Is there an elegant way of showing that the elements of a dihedral group are only rotations and reflections? Specifically, I'm having trouble convincing myself that a composition of a rotation and a reflection must always result in either a rotation or reflection.

Answer 1

One can show that for integers $n > 1$ the (matrix) subgroup $G \leq GL(2, \Bbb R)$ with elements $$\pmatrix{\frac{\cos 2 \pi k}{n} & \mp\frac{\sin 2 \pi k}{n} \\ \frac{\sin 2 \pi k}{n} & \pm\frac{\cos 2 \pi k}{n}}$$ is isomorphic to the dihedral group $D_{2n}$ of order $2n$. (Hence the map $D_{2 n} \to GL(2, \Bbb R)$ is a faithful representation of $D_{2n}$.) In particular, this is actually a subgroup of the orthogonal group $O(2, \Bbb R)$, and so the elements of this group can be identified by with the linear transformations of the plane that preserve the standard inner product; these are precisely the rotations (given by taking $\pm$ to be $+$ in the above) and the reflections ($-$).

With this representation in hand, it's easy to check (either directly, by multiplying generic elements of $G$, or using that $\det G \to \Bbb R^*$ is a group homomorphism) that the product of a rotation and a reflection (in either order) is a reflection.

Answer 2

Here is a somewhat more synthetic answer to the question.

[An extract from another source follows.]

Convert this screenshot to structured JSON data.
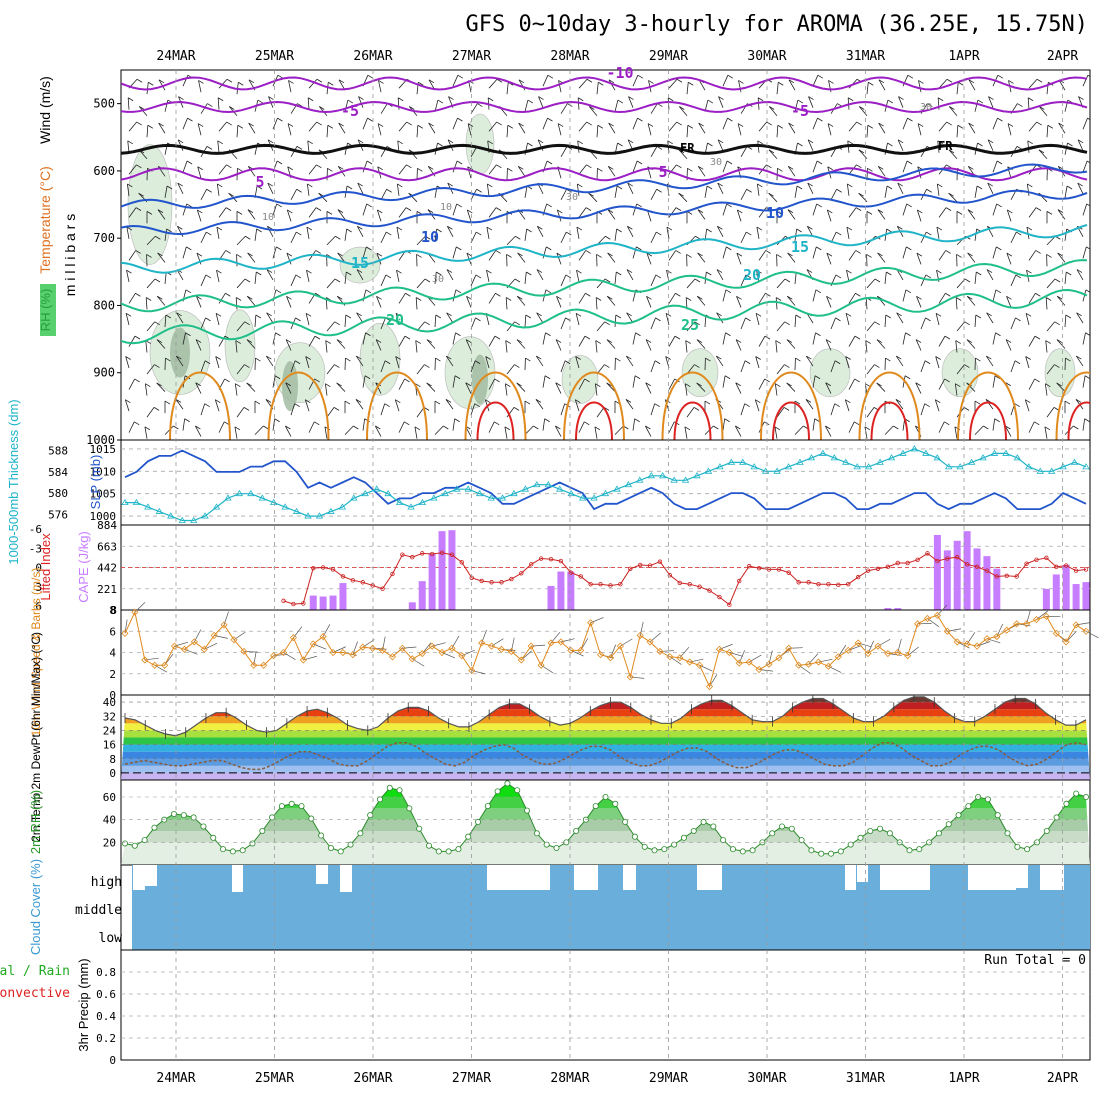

Given a rotation $f \in \text{Isom}(\mathbb{E}^2)$ and a reflection $g \in \text{Isom}(\mathbb{E}^2)$, it is not generally true that the composition $g \circ f$ is a pure reflection. That composition is either a pure reflection or a glide reflection, and the latter occurs if and only if $f$ is a rotation through angle $\pi$ and its center of rotation does not lie on the reflection line of $g$. But that cannot happen if $f,g$ are elements of a standard dihedral subgroup of $\text{Isom}(\mathbb{E}^2)$, because all elements of the subgroup share a common fixed point.